Facebook invested more than $1 billion to buy original shows and content for Watch, according to Variety.
In 2018, Red Table Talk took the distinction of becoming the most followed show. Sorry For Your Loss has the most loyal fans. Confetti was the show with the most comments. And Returning the Favor, Operation Combat Bikesaver, was the most viewed episode
Facebook is working to unify the video experience across its services. Today, people can find videos on Facebook in Watch, News Feed, Search, Pages and more.
“As part of this effort, we'll be testing a few things in the coming months, like creating a darker background whenever you immerse yourself into a video on mobile, unifying these different viewing experiences under one,” Fidji Simo, head of video at Facebook, wrote in a blog post.
The service, now available globally, continues to attract viewers. Every day, more than 75 million people spend at least one minute on Watch. On average. these 75 million daily visitors spend more than 20 minutes in the service.
As for the original content, Jada Pinkett Smith's breakout talk show Red Table Talk has about 4.2 million followers, 234 million views in total for its 17 episodes.
Growth also has come from Ad Breaks, a platform that allows content providers to include ads in their eligible videos to earn money.
Facebook also launched Ad Breaks in five countries last August, and has been focused on rolling out the short ads you can include in your eligible videos to earn money. Ads are placed at natural breaks in the streaming video content, or the creator can choose the placements.
No one can argue that compared with YouTube, Facebook has a small audience.
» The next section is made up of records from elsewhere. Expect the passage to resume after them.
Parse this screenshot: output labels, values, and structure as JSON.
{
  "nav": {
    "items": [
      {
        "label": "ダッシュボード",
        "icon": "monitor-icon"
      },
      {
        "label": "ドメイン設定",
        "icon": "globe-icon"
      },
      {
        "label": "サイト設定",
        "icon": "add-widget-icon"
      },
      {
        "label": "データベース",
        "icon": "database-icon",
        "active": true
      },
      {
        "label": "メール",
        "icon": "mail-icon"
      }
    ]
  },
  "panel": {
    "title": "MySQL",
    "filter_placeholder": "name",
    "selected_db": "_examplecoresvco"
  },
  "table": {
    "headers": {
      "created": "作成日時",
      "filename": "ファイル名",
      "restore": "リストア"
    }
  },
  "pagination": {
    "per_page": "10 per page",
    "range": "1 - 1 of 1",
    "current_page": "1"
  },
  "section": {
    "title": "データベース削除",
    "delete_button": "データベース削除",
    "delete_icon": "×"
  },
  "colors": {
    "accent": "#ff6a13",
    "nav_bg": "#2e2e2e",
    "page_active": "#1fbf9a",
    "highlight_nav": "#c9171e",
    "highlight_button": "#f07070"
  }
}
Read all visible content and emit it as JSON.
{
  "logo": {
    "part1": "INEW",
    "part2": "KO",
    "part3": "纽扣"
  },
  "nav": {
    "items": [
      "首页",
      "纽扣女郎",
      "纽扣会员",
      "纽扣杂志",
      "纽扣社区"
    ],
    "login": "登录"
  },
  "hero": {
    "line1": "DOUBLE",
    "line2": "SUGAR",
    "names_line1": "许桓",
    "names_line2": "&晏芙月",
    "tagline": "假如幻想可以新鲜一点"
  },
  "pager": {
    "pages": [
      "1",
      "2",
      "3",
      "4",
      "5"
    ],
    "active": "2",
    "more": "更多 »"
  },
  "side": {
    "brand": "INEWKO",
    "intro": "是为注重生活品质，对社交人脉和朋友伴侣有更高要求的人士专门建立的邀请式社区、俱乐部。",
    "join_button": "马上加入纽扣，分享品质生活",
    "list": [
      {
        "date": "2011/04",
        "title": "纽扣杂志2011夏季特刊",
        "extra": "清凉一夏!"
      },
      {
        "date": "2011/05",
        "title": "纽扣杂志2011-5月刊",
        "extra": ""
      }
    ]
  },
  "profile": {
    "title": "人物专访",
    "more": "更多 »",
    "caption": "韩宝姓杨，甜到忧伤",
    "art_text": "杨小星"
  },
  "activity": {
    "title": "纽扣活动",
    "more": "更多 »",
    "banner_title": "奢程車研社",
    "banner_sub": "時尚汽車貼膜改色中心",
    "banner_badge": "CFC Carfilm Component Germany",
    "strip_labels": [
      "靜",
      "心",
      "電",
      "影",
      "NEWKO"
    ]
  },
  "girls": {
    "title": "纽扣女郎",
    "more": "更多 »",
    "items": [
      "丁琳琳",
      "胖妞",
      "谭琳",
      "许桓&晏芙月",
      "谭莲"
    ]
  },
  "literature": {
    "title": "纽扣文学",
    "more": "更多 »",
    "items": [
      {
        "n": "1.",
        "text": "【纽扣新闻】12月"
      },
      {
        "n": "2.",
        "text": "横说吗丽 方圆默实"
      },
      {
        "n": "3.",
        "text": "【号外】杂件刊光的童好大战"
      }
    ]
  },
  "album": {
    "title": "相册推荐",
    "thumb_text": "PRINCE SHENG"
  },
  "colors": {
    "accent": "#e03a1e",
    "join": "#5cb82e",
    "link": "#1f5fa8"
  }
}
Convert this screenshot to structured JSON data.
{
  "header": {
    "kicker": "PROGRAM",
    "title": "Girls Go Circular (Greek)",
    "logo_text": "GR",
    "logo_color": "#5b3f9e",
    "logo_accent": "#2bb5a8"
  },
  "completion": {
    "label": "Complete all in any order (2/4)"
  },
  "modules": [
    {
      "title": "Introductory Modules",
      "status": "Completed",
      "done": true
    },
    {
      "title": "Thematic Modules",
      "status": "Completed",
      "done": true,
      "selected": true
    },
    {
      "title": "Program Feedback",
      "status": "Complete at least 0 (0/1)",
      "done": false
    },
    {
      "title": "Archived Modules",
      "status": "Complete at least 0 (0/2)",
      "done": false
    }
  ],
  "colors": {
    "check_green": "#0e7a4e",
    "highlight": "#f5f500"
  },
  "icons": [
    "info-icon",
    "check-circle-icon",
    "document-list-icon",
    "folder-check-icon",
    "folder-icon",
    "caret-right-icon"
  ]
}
Google said in May that YouTube had 1.8 billion logged-in viewers monthly.
Original content might have a positive showing, but not all streaming TV shows fare well on social.
Earlier this month, Facebook launched the very popular cult classic, “Buffy the Vampire Slayer,” as well as “Angel” and “Firefly,” for free in the U.S. to users. During the first week the three shows had generated 949,000 views, with about 598,000 for “Buffy the Vampire Slayer,” Season One, Episode One, which took in 433,000 views, according to Variety.